Twenty-five years ago, Nintendo debuted its staple franchise: Super Mario Bros. The initial offering was a crude, 8-bit side-scroller wherein a love-sick Italian plumber (who was originally supposed to be a carpenter, like Jesus) traversed eight worlds in search of a kidnapped Princess.
Too often, Mario was, instead, greeted by an obnoxious mushroom-headed dwarf. The game sold 40 million copies and held the title of best-selling game of all time until 2009, when Wii Sports stole its own crown.
But the original game has nothing on its sequel—for which Japanese developers must have gobbled fistfuls of jimson weed and washed it down with black-market absinthe. They created a trippy dreamscape that upended gaming conventions and confused Mario loyalists.
Unlike other games in the series, which were programmed from the ground up, Super Mario Bros. 2 is based on a throwaway Japanese platform named Doki Doki Panic. That game was certainly bizarre, but since it was independent of a popular series it was immune to the head-scratching public reaction that Super Mario Bros. 2 received.
Super Mario Bros. 2 differed from its predecessor in lots of ways: you kill enemies with vegetables and explosive TV sets; you can choose between four different characters with various strength and jumping abilities; mice attack you with bombs; you can ride ostriches and magic carpets; etc, etc.

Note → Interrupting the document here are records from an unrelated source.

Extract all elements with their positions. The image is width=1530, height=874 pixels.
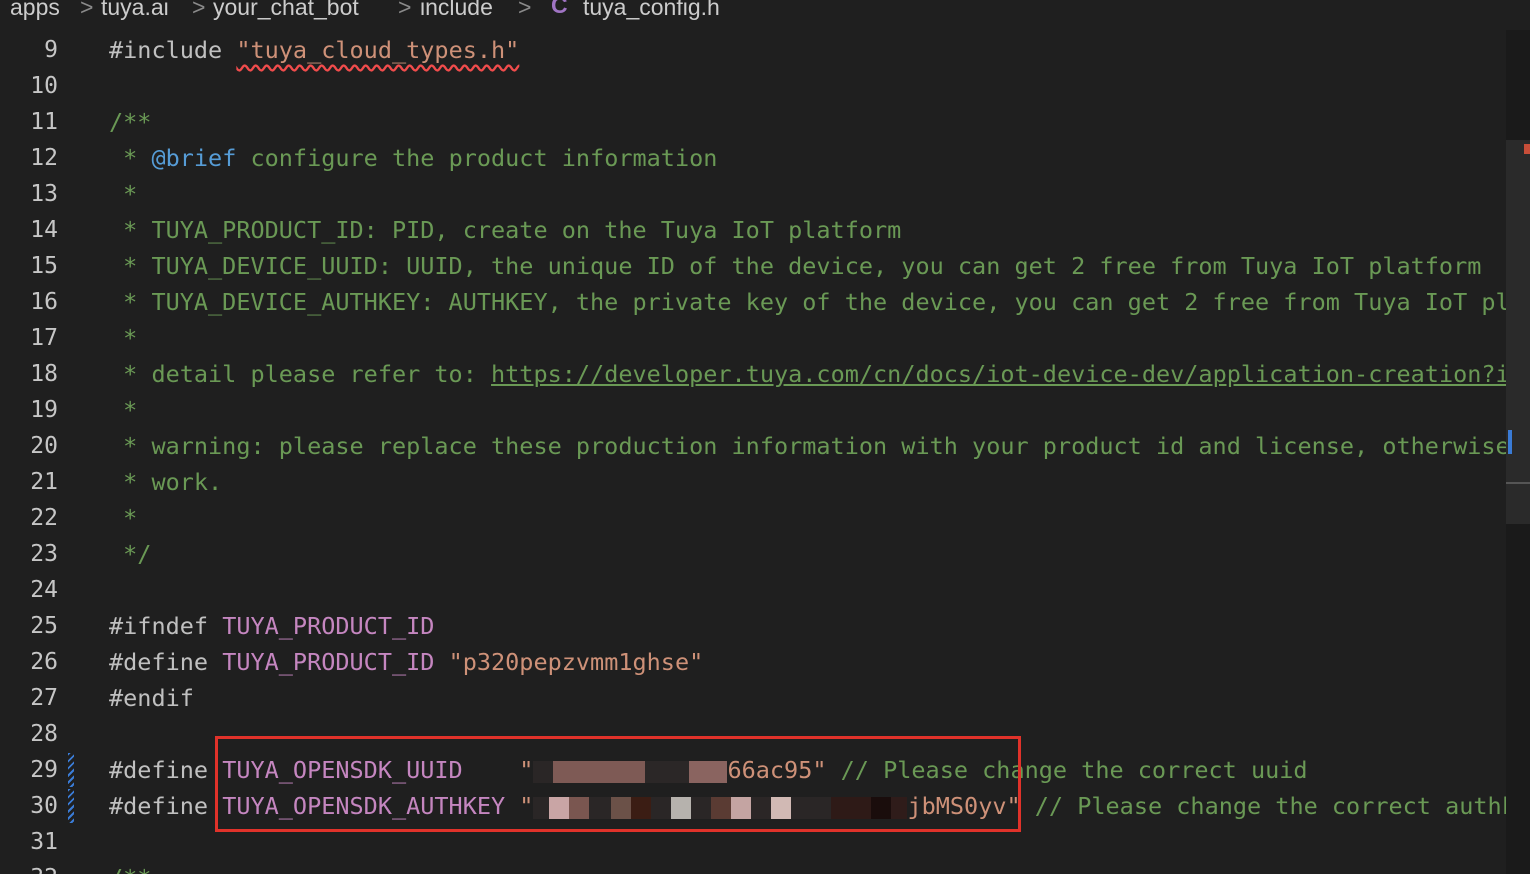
line-number: 9	[44, 37, 58, 63]
line-number: 26	[30, 649, 58, 675]
comment-text: /**	[109, 108, 152, 136]
breadcrumb: apps > tuya.ai > your_chat_bot > include…	[0, 0, 1530, 26]
comment-text: /**	[109, 860, 151, 874]
line-number: 19	[30, 397, 58, 423]
preprocessor-directive: #define	[109, 648, 223, 676]
line-number: 28	[30, 721, 58, 747]
breadcrumb-item-tuya-ai[interactable]: tuya.ai	[101, 0, 169, 19]
line-number: 17	[30, 325, 58, 351]
macro-name: TUYA_PRODUCT_ID	[222, 648, 435, 676]
code-line[interactable]: 27 #endif	[0, 680, 1506, 716]
breadcrumb-item-include[interactable]: include	[420, 0, 493, 19]
code-line[interactable]: 21 * work.	[0, 464, 1506, 500]
line-number: 24	[30, 577, 58, 603]
code-line[interactable]: 18 * detail please refer to: https://dev…	[0, 356, 1506, 392]
comment-text: * TUYA_DEVICE_AUTHKEY: AUTHKEY, the priv…	[109, 288, 1506, 316]
annotation-highlight-box	[215, 736, 1021, 832]
chevron-right-icon: >	[80, 0, 94, 20]
preprocessor-directive: #define	[109, 756, 223, 784]
line-number: 15	[30, 253, 58, 279]
line-number: 10	[30, 73, 58, 99]
preprocessor-directive: #define	[109, 792, 223, 820]
scrollbar-thumb[interactable]	[1506, 140, 1530, 524]
cursor-position-marker	[1506, 482, 1530, 484]
line-number: 18	[30, 361, 58, 387]
docs-link[interactable]: https://developer.tuya.com/cn/docs/iot-d…	[491, 360, 1506, 388]
comment-text: configure the product information	[236, 144, 718, 172]
chevron-right-icon: >	[518, 0, 532, 20]
comment-text: * warning: please replace these producti…	[109, 432, 1506, 460]
comment-text: // Please change the correct authke	[1020, 792, 1506, 820]
code-line[interactable]: 24	[0, 572, 1506, 608]
chevron-right-icon: >	[398, 0, 412, 20]
line-number: 23	[30, 541, 58, 567]
line-number: 14	[30, 217, 58, 243]
code-line[interactable]: 13 *	[0, 176, 1506, 212]
comment-text: * TUYA_DEVICE_UUID: UUID, the unique ID …	[109, 252, 1482, 280]
line-number: 25	[30, 613, 58, 639]
minimap-scrollbar[interactable]	[1506, 30, 1530, 874]
preprocessor-directive: #include	[109, 36, 237, 64]
comment-text: *	[109, 396, 138, 424]
line-number: 30	[30, 793, 58, 819]
code-line[interactable]: 25 #ifndef TUYA_PRODUCT_ID	[0, 608, 1506, 644]
code-line[interactable]: 19 *	[0, 392, 1506, 428]
breadcrumb-item-file[interactable]: tuya_config.h	[583, 0, 720, 19]
code-line[interactable]: 17 *	[0, 320, 1506, 356]
line-number: 21	[30, 469, 58, 495]
comment-text: */	[109, 540, 152, 568]
line-number: 12	[30, 145, 58, 171]
line-number: 32	[0, 860, 58, 874]
error-marker	[1524, 144, 1530, 154]
code-line[interactable]: 12 * @brief configure the product inform…	[0, 140, 1506, 176]
include-path-string: "tuya_cloud_types.h"	[236, 36, 520, 64]
code-line[interactable]: 20 * warning: please replace these produ…	[0, 428, 1506, 464]
chevron-right-icon: >	[192, 0, 206, 20]
comment-text: * work.	[109, 468, 223, 496]
modified-line-indicator	[68, 789, 74, 823]
code-line[interactable]: 32 /**	[0, 860, 1506, 874]
preprocessor-directive: #endif	[109, 684, 194, 712]
line-number: 11	[30, 109, 58, 135]
modified-line-indicator	[68, 753, 74, 787]
line-number: 13	[30, 181, 58, 207]
line-number: 22	[30, 505, 58, 531]
line-number: 31	[30, 829, 58, 855]
line-number: 20	[30, 433, 58, 459]
doc-tag: @brief	[151, 144, 237, 172]
code-line[interactable]: 11 /**	[0, 104, 1506, 140]
comment-text: *	[109, 504, 138, 532]
breadcrumb-item-apps[interactable]: apps	[10, 0, 60, 19]
product-id-string: "p320pepzvmm1ghse"	[434, 648, 704, 676]
comment-text: *	[109, 180, 138, 208]
macro-name: TUYA_PRODUCT_ID	[222, 612, 435, 640]
line-number: 16	[30, 289, 58, 315]
c-file-icon: C	[551, 0, 568, 18]
comment-text: *	[109, 144, 152, 172]
change-marker	[1508, 430, 1512, 454]
comment-text: * TUYA_PRODUCT_ID: PID, create on the Tu…	[109, 216, 902, 244]
code-line[interactable]: 15 * TUYA_DEVICE_UUID: UUID, the unique …	[0, 248, 1506, 284]
code-line[interactable]: 22 *	[0, 500, 1506, 536]
code-line[interactable]: 10	[0, 68, 1506, 104]
comment-text: *	[109, 324, 138, 352]
code-line[interactable]: 14 * TUYA_PRODUCT_ID: PID, create on the…	[0, 212, 1506, 248]
line-number: 27	[30, 685, 58, 711]
breadcrumb-item-your-chat-bot[interactable]: your_chat_bot	[213, 0, 359, 19]
code-line[interactable]: 16 * TUYA_DEVICE_AUTHKEY: AUTHKEY, the p…	[0, 284, 1506, 320]
code-line[interactable]: 26 #define TUYA_PRODUCT_ID "p320pepzvmm1…	[0, 644, 1506, 680]
line-number: 29	[30, 757, 58, 783]
code-line[interactable]: 23 */	[0, 536, 1506, 572]
code-line[interactable]: 9 #include "tuya_cloud_types.h"	[0, 32, 1506, 68]
preprocessor-directive: #ifndef	[109, 612, 223, 640]
comment-text: * detail please refer to:	[109, 360, 492, 388]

It was an all-too-brief period when Nintendo was ditching formulaic rehashes and trying to innovate with each new iteration. Since then, new Mario games have been essentially the same with a few modifications, and since Mario started speaking offensively skewed Italian, they’ve become more and more annoying, grating, and kid-centric.
The best part about Super Mario Bros. 2—released in 1993—is its exploration of alternative sexualities. Here’s a description of Birdo, one of the game’s bosses, in the original instruction booklet: “He thinks he is a girl and he spits eggs from his mouth. He’d rather be called ‘Birdetta.’”
Birdo went by the name “Catherine” in some Japan-only versions of the game. Nintendo realized it was in taboo territory and removed that reference from the manual. Since then, Birdo has become a female. Perhaps she finally got the operation she desired?
A friend of mine once said that a fondness for Super Mario Bros. 2 over all other Mario games indicated faulty wiring in one’s childhood brain—a deep-seated yet imaginative psychosis that may or may not have afflicted adolescent growth. Of course, that statement has no scientific basis, but I’d say it’s true.
I’d also go so far as to suggest—without proof—that Mario 2 fans were more likely to experiment with drugs at a young age. Or maybe I’m just reminiscing on my own twisted upbringing.
Either way, although Super Mario Bros. 2 won’t turn 25 until 2013 (the game’s birthday is unlikely to be celebrated as much as the original’s), it represented an important milestone in gaming, as it came so early in the popular adoption and cultural influence of video games.
That, and Super Mario Bros. 2 (though geared towards kids) showed a kind of forward-thinking maturity in the industry, almost an adult-edge, unlike some of the other “adult” games, like the Custer rape one.